Катя была тогда удивительно мягкой и во всех отношениях пушистой девочкой. Конечно, в этом тоже чувствовалась внутренняя фальшь, без которой хазар непредставим — еще бы, ведь он вечно мимикрирует; наверное, та же фальшь мерещилась Западу, когда с дипломатической миссией в Европу прибывал бывший матрос. Он пробовал говорить не по-нашему и даже пользоваться столовыми приборами, но в душе явно желал передушить контру; так и пушистые девочки из хазарских семей могли быть сколь угодно мягки и гостеприимны, но в самом духе этих семей, в застольных разговорах, в перемигиваниях угадывалась стальная тайная власть, непобедимое чувство превосходства. Теперь эта внутренняя сталь вылезла наружу, хотя уж в ком, в ком, а в Кате Штейн Громов не заподозрил бы вражеского лазутчика. Она так любила играть в хрупкость, уязвимость, колеблемость любым ветром, что маска срослась с лицом. Громов не любил Катю Штейн и терпеть не мог ее стихи — культурные, но при этом безграмотные, сочетание частое для хазарской поэзии, насыщенной русскими реалиями, но не связанной с русской почвой. Так путешественник, многое прочитавший о стране, но не знающий ее быта,— легко поддерживает разговор в местной гостиной, но затрудняется поймать такси или купить булку. Катины вирши были старательны, плоски, заемны. Она много писала о любви к родителям и сестре, ей нравились желтые московские окна и мокрые деревья,— только окна и только деревья; да и вся хазарская поэзия на русском была об уютных и поверхностных вещах — глубже никто не заглядывал. У семьи было много родственников в каганате, от окончательного отъезда Штейнов удерживала, кажется, только богатая практика отца да катино стойкое желание доучиться на филфаке.
— Почему ты здесь?— спросил Громов.
— А где мне быть?
— В Штатах, например.
— Я здесь родилась,— сказала Катя с вызовом.— Это моя страна, и я никуда не денусь отсюда.
— Но это сейчас опасно,— сказал Громов неожиданно мягко. Он чувствовал к ней странное уважение — куда большее, чем три года назад, когда эта девочка так старательно демонстрировала мягкость и хрупкость.
— Опасно,— сказала она.
— Почему ты здесь?— Громов отлично помнил их квартиру на Кропоткинской, в другом районе.
— Есть добрые люди.
— А все твои?
— А мои в Штатах.
— Ага,— сказал Громов. Он не знал, о чем еще говорить. Он вообще разучился говорить с людьми.

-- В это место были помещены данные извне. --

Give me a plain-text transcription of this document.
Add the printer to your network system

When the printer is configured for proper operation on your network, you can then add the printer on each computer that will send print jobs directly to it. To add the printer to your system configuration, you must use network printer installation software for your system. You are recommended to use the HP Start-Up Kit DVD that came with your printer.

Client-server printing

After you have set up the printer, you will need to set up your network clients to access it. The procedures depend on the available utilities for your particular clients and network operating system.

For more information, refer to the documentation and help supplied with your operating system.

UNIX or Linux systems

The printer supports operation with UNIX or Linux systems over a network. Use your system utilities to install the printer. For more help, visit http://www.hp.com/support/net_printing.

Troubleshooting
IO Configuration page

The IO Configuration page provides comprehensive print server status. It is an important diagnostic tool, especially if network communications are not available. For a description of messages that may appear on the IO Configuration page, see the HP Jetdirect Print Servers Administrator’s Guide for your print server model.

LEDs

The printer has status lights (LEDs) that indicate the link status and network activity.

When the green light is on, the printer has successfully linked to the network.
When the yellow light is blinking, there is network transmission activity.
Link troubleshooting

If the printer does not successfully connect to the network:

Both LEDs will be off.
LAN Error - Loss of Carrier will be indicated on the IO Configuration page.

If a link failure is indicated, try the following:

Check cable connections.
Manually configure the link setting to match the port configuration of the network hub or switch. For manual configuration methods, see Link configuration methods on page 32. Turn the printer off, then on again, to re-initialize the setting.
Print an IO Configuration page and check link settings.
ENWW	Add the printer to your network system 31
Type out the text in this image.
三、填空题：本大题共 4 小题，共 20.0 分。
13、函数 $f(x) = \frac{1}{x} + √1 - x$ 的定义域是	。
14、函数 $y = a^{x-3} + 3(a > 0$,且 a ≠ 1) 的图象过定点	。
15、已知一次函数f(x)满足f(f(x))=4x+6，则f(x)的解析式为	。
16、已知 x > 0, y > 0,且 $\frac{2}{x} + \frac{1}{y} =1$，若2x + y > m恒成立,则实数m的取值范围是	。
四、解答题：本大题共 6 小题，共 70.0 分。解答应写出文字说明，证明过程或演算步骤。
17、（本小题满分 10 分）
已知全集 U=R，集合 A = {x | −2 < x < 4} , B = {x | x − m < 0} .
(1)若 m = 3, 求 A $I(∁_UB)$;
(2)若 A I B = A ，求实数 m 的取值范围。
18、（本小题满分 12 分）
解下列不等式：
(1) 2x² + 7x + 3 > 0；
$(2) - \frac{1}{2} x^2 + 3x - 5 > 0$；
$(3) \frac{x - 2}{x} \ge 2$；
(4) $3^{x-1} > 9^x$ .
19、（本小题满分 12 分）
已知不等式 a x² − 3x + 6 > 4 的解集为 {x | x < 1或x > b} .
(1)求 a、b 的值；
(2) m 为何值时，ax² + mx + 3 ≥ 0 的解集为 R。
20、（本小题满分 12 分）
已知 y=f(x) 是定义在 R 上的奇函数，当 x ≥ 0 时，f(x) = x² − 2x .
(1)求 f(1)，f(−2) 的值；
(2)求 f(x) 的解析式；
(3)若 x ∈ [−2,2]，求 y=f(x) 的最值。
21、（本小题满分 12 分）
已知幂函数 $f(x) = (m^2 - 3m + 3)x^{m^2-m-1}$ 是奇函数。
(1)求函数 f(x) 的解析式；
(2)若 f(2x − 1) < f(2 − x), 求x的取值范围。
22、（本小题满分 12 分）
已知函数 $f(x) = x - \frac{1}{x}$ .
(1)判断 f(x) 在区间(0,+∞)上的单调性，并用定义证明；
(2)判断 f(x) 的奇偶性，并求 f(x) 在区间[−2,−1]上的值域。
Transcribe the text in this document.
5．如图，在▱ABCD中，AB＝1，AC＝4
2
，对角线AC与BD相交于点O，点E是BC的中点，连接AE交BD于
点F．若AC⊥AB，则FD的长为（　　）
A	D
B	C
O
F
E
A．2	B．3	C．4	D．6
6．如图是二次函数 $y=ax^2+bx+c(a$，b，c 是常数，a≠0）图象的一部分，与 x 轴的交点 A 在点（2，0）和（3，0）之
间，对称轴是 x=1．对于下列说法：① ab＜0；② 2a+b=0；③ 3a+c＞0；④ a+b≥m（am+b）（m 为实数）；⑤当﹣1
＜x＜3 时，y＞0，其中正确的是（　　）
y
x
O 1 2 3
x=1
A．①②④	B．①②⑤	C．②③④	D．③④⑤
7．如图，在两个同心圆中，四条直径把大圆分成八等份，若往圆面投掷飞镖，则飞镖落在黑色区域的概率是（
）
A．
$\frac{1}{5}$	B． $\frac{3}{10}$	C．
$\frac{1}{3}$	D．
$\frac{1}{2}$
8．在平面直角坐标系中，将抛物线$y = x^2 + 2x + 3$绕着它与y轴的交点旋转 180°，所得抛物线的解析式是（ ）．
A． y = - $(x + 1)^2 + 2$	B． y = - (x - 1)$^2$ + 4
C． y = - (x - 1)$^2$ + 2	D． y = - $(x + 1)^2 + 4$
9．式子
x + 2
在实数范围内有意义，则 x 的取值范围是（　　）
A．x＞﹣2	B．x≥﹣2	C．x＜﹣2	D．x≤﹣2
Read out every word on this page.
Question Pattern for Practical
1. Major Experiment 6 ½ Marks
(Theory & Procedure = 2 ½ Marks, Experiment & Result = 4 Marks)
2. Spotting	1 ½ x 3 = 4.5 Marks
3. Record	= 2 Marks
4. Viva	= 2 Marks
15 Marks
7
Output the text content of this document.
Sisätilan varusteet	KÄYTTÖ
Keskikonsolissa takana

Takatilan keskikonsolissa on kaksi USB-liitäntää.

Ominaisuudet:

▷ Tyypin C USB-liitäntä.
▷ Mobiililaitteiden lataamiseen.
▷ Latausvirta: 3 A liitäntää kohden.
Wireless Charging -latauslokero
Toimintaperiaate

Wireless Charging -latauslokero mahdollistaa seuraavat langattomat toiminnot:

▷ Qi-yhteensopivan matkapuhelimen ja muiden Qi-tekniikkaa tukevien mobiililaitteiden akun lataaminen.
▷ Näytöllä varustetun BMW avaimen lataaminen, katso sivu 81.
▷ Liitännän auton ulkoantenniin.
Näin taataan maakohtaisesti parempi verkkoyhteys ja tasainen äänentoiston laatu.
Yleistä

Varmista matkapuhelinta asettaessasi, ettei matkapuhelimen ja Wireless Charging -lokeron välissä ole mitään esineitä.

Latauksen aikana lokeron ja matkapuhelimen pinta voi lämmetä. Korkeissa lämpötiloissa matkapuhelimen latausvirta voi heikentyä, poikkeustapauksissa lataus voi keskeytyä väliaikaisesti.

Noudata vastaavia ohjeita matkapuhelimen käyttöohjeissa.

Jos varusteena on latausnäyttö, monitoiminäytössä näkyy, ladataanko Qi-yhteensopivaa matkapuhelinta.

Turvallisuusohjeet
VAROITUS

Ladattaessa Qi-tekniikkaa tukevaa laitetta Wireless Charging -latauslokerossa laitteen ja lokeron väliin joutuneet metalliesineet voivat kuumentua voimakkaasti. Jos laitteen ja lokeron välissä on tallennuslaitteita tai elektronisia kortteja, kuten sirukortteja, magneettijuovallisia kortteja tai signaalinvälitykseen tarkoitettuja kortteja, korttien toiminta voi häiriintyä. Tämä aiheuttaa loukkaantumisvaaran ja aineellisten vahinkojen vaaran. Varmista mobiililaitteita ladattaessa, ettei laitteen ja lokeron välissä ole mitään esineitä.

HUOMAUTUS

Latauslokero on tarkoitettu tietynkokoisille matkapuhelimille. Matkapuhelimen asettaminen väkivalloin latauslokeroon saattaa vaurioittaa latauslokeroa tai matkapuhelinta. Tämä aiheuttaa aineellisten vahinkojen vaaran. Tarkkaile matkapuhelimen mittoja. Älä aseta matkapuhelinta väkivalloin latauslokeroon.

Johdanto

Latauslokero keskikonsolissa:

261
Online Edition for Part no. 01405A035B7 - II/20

— Ну, спрашивай,— подначила она.— Ты ж у нас федеральный офицер. Или сразу сдашь?
— Я боевой офицер,— сказал Громов с нажимом.— Штатских не сдаю.
— Тоже трогательно. Сразу убиваешь.
— Я убиваю на войне,— сказал Громов.
— Ай, да какая разница,— она махнула рукой и отвернулась.
Громов молча курил, разглядывая ее. В нынешней Кате Штейн почти ничего не было от той уютной девочки, и теперь она не врала. Это нравилось ему. Он начал догадываться о причинах ее безумного упрямства, но обсуждать их пока не решался.
— Никогда так не будет, чтобы все наши уехали,— сказала она.— Понял?
— Я и не против.
— Это моя страна и мой язык, ясно?
— Ясно.
— У меня на все это не меньше прав, чем у тебя.
— А я и не спорю.
— Ну и не спрашивай тогда, что я здесь делаю.
— Диверсии устраиваешь?
— Да какие тут теперь диверсии. Скоро само все рухнет.
— Может, и так.
— Громов,— сказала она, уставившись на него в упор.— А ты мне нравился, между прочим.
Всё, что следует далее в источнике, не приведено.